I have another open question about how to do this same thing using SecurityManager, but no one has answered it yet, so I was hoping this alternate method would work.
This is for a spring webapp on tomcat.
I know that I could manually do this by making my own SafeFile, SafeFileReader, etc., classes and modifying the code to use those instead. However, there are 960 places in our code that use the constructors for those objects, so I'd prefer to avoid that unless it's the only way.
Even though the answer linked to here by Sotirios Delimanolis is correct (I wrote it myself) insofar as AspectJ instead of proxy-based Spring AOP is necessary, please note that you cannot use execution(*.new(..))
for JDK classes because those are excluded from aspect weaving by default. In order to weave into JDK classes (execution joinpoints are logically in the callee code) you need to modify the JDK's rt.jar or at least put the modified JDK classes on the bootclasspath before the JDK itself. This is possible, but not so trivial.

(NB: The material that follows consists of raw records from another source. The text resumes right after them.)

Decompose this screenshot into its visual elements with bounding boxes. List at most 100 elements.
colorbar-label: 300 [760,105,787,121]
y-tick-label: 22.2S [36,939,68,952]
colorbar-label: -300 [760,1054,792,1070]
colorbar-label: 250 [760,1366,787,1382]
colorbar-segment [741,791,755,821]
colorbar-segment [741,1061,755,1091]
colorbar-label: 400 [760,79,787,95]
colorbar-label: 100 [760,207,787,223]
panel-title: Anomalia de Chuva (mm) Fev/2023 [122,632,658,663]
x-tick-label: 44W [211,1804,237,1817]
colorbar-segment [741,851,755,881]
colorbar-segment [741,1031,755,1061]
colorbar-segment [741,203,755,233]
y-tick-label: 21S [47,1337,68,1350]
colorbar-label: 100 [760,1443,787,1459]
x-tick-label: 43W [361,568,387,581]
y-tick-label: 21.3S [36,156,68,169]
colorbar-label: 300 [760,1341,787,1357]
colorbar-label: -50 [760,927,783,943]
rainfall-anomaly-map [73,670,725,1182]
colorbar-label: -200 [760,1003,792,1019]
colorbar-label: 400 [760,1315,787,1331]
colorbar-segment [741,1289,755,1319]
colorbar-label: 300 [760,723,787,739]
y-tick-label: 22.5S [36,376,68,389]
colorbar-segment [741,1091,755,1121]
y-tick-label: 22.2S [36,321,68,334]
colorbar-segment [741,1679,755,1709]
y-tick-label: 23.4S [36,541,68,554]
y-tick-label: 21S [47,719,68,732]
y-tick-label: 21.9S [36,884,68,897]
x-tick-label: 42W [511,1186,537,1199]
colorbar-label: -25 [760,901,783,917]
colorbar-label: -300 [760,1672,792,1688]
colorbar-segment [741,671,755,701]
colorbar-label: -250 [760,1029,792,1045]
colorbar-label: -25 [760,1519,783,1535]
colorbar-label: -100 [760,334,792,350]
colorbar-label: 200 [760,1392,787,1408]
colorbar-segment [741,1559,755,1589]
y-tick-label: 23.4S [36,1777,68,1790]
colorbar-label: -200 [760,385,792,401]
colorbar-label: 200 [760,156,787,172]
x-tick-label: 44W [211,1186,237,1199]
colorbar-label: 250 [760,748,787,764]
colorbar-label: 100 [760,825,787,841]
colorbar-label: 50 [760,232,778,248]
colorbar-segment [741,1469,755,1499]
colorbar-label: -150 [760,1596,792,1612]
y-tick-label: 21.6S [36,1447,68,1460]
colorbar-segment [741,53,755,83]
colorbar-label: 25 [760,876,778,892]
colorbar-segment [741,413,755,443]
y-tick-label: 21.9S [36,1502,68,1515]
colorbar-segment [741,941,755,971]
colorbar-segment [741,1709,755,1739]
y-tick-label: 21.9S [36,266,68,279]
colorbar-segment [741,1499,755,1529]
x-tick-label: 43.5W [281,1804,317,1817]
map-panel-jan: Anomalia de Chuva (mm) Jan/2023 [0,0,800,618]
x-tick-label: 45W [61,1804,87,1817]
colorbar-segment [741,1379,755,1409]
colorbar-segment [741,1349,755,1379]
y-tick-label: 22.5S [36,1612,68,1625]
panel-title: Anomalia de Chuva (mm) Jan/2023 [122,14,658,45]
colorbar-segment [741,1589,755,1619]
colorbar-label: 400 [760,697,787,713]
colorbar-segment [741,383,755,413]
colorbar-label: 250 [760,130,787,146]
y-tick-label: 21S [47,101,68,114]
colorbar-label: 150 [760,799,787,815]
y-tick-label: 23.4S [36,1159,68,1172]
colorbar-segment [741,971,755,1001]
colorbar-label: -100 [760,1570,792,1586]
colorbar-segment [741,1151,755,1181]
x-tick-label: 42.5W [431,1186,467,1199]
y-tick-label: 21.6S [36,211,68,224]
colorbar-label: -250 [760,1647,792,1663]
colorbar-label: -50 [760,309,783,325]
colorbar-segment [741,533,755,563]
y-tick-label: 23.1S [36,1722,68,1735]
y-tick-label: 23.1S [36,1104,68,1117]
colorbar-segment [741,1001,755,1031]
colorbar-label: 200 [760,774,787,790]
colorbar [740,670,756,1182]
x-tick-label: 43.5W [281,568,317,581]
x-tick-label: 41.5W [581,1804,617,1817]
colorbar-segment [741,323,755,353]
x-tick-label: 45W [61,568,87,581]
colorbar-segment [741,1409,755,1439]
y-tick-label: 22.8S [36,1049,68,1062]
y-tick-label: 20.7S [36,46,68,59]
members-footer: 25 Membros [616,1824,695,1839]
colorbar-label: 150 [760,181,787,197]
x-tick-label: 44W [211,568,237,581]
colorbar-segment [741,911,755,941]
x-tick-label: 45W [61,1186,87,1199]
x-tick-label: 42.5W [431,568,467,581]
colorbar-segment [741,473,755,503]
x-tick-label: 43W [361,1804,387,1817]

But there is a simpler option: weave into the callers (your own code), not the callees via call(*.new(..))
- note the difference between call()
and execution()
. This in turn means that you cannot intercept calls to JDK classes not made from your own woven code or from the JDK itself. So if you need a 100% solution even for code not under your own control, you will end up weaving the JDK. Probably this is not necessary though if you just want to secure your own classes. :-)
As much as I am a huge fan of AspectJ, I want to highlight that I am also a firm proponent of clean code and refactoring. Any decent IDE like IntelliJ IDEA or Eclipse should make it quite simple to refactor 960 calls to use a safe wrapper class like you suggested. Why do you not do this if it is so important? IDEA's structural search and replace does that for you in minutes, if not seconds. AOP can, but should not be used to patch up your own code's deficiencies. So please go refactor, you will be much happier afterwards.
Simple Spring AOP (with proxying) does not support constructor join points.
Spring AOP currently supports only method execution join points (advising the execution of methods on Spring beans).
If you can go with aspectj
, that should do the trick. Otherwise, you'll have to play with bytecode yourself.